Meeting with Mgr Guido Marini, the Master of Pontifical Ceremonies, above St Peter's Square. From left to right: Fr Philip Moger, Revd Anne Dawtry, Very Revd David Richardson, Revd Tim Lomax, Dana Delap, Very Revd Rogers Govander, Revd Paul Thomas, Gill Ambrose, Revd Canon David Kennedy, Rt Revd Graham Kings, Revd Professor Paul Bradshaw, Revd Canon Gilly Myers, Revd Peter Moger, Rt Revd Bob Patterson, Revd Anders Bergquist, Rt Revd Stephen Platten, Revd Simon Jones, Revd Gary Waddington, Mgr Guido Marini, Revd Canon Carl Turner, Sue Moore, Fr Paul Gunter, Mgr Mark Langham, myself (expertly pressing the button on my camera was Revd Rhiannon Jones)

It was my privilege, as a member of the Church of England’s Liturgical Commission, to attend a series of meetings in Rome at the end of April.  This included some of the regular domestic business to resource worship in the Church of England as well as dialogue with counterparts in the Vatican.

Members of the Liturgical Commission were treated to some of Rome’s most spectacular sights, including visits to the catacombs underneath the tombs of the Popes in the basement of St Peter’s Basilica, a rooftop view of St Peter’s Square from underneath the Papal Apartments and the city-scape from the rooftop garden of the UK Ambassador’s residence.

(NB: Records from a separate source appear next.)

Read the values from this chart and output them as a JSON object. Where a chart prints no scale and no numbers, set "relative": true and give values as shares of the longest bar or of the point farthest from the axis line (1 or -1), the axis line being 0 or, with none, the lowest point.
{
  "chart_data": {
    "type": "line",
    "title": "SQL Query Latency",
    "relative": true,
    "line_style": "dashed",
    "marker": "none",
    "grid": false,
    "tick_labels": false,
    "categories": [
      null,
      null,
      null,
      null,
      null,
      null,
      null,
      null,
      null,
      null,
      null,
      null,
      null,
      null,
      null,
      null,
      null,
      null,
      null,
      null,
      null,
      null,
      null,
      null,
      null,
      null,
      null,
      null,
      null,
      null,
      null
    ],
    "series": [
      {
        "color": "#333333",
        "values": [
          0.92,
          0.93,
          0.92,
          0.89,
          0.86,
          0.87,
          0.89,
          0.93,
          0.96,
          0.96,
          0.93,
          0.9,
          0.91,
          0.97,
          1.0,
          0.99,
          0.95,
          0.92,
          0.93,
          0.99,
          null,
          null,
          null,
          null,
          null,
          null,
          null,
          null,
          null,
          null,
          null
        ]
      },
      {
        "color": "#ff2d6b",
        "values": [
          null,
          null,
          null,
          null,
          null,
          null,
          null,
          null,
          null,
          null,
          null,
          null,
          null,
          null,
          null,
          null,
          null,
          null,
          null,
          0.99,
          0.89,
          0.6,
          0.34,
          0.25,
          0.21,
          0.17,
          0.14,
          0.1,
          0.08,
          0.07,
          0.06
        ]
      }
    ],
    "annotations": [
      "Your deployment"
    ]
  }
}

The visit demonstrated the trust and respect that is held of one another as members of two different churches.  There is a great deal that is held in common both in belief and practice.

Perhaps the most stark difference that emerged through our discussions about worship was in the importance attached to cultural context.  In the Vatican the aspiration of universal practice was stressed; that is to say the hope that worship would be as uniform as possible throughout the world.  And indeed part of the job of the leaders we met was to promote that.  In the Anglican Communion local context is allowed to strongly shape how the Church worships.  So patterns of worship for the Church in Nigeria carry recognisably African references that are not present in the Church of England.

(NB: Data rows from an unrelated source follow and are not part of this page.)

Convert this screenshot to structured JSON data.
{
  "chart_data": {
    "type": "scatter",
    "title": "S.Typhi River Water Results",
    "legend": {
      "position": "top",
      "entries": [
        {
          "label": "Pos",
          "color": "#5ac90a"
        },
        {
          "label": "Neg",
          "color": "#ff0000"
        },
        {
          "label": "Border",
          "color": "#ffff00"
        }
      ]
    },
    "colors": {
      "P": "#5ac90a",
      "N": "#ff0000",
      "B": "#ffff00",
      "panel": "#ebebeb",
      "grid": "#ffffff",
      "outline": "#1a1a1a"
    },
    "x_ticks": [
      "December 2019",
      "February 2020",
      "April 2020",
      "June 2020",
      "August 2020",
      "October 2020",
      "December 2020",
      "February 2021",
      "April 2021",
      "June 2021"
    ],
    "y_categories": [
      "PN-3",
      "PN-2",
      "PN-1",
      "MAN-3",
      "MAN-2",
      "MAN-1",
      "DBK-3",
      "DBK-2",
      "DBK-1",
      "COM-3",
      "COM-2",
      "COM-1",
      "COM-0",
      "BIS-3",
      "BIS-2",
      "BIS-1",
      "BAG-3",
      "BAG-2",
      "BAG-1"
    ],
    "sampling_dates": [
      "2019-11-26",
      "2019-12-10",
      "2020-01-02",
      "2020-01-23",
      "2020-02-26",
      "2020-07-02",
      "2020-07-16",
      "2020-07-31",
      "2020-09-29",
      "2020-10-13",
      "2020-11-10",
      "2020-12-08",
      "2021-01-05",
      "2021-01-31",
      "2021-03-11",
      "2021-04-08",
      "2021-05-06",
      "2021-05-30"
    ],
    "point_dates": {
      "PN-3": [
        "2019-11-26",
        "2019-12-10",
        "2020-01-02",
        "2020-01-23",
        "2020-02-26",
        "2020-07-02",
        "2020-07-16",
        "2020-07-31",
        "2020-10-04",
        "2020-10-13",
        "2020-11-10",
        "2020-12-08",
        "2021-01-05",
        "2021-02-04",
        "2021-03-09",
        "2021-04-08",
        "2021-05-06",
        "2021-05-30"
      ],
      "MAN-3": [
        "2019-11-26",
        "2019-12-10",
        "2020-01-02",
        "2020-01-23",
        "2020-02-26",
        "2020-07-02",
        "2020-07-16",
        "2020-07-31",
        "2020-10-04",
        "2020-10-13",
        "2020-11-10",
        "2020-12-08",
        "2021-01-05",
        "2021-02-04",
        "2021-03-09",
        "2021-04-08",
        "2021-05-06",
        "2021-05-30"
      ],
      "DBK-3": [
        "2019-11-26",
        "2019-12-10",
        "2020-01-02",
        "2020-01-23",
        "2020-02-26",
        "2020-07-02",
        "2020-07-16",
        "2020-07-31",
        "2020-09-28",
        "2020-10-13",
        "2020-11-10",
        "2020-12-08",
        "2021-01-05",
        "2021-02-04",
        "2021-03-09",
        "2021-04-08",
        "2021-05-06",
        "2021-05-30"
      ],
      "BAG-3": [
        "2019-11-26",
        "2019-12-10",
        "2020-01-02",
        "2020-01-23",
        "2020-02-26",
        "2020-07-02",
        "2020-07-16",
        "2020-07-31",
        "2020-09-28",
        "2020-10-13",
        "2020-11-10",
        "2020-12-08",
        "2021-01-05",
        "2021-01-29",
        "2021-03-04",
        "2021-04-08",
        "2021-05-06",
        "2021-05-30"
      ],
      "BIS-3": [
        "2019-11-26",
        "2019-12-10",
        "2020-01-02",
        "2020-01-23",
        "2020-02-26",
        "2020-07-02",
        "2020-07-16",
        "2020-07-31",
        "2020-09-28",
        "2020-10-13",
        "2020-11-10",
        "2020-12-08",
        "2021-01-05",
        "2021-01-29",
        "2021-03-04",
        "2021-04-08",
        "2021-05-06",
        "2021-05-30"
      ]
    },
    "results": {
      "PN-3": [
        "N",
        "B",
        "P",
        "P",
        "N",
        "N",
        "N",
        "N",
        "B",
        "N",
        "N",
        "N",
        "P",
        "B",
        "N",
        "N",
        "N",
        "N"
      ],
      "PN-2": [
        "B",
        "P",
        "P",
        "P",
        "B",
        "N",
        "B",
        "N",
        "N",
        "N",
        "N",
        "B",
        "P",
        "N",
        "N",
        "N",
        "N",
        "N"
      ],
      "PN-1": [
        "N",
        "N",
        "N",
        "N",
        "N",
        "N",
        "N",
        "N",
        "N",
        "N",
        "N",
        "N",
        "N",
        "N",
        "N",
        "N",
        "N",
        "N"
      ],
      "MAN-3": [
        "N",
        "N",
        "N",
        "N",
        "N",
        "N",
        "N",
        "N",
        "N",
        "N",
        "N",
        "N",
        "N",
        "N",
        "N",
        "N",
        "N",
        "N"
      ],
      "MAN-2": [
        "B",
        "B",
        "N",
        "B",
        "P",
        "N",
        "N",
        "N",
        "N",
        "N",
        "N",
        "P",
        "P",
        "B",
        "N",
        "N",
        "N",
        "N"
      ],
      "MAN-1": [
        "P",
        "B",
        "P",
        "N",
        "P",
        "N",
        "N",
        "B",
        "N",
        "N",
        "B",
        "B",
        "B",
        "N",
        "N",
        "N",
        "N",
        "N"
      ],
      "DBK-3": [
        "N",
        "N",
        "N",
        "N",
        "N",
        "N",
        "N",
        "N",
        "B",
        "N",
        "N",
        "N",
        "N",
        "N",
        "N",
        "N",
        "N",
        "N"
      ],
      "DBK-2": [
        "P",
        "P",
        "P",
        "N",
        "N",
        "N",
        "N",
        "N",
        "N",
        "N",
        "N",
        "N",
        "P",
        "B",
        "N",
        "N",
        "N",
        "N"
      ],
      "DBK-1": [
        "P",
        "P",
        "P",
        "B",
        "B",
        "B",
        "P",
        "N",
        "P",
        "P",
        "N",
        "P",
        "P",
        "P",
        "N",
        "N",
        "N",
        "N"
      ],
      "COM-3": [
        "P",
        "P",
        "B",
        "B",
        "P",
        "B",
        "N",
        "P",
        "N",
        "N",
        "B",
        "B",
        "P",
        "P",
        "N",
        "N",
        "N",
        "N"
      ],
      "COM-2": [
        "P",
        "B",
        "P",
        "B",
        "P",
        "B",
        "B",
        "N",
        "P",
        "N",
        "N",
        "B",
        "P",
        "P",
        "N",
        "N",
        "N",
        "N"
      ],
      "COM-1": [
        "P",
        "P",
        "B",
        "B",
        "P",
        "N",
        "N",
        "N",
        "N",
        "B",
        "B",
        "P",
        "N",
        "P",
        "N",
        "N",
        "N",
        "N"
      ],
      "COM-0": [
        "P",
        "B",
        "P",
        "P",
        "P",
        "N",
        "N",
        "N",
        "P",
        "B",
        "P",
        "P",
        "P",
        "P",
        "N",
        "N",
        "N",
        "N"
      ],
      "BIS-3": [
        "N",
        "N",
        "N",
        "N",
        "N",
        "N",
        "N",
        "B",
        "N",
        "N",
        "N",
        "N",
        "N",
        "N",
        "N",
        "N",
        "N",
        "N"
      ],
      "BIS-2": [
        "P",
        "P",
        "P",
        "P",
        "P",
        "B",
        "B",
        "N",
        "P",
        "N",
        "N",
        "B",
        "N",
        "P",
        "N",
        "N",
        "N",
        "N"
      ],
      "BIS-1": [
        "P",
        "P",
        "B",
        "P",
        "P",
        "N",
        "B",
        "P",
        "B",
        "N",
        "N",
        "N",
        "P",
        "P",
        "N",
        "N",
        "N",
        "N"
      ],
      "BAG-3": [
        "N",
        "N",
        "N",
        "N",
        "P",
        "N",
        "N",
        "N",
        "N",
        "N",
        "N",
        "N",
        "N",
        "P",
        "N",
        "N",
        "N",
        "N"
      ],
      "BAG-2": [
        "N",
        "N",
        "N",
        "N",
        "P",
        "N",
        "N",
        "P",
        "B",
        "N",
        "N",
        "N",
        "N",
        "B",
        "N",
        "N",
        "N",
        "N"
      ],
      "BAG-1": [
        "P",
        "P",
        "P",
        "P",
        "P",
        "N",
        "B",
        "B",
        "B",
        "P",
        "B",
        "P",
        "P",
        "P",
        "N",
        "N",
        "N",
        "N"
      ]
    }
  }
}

These meetings were particularly timely as the Holy Father prepares to visit the UK in September.  There is a widespread hope across the Church of England that his visit inspires many more to think an reflect on the Christian faith whether expressed in Roman, Anglican or other church tradition.

The privilege of being up close at a Papal Audience.
The privilege of being up close at a Papal Audience.
The crowds who come to hear the Holy Father in St Peter's Square every Wednesday morning.
The crowds who come to hear the Holy Father in St Peter's Square every Wednesday morning.
Thought to be one of the earliest depictions of Jesus, this mosaic is on the ceiling of a catacomb deep beneath St Peter's Basilica in Rome.

ENDS…………….

1 thought on “Going over to Rome

  1. audrey wall

    It was great looking at the pictures of Rome you had taken while there. As always your knowledge and enthusiam of showing us the pic’s where inspiring. I felt as though I knew Rome the way you shown us the pic’s,and I would love to go myself one day.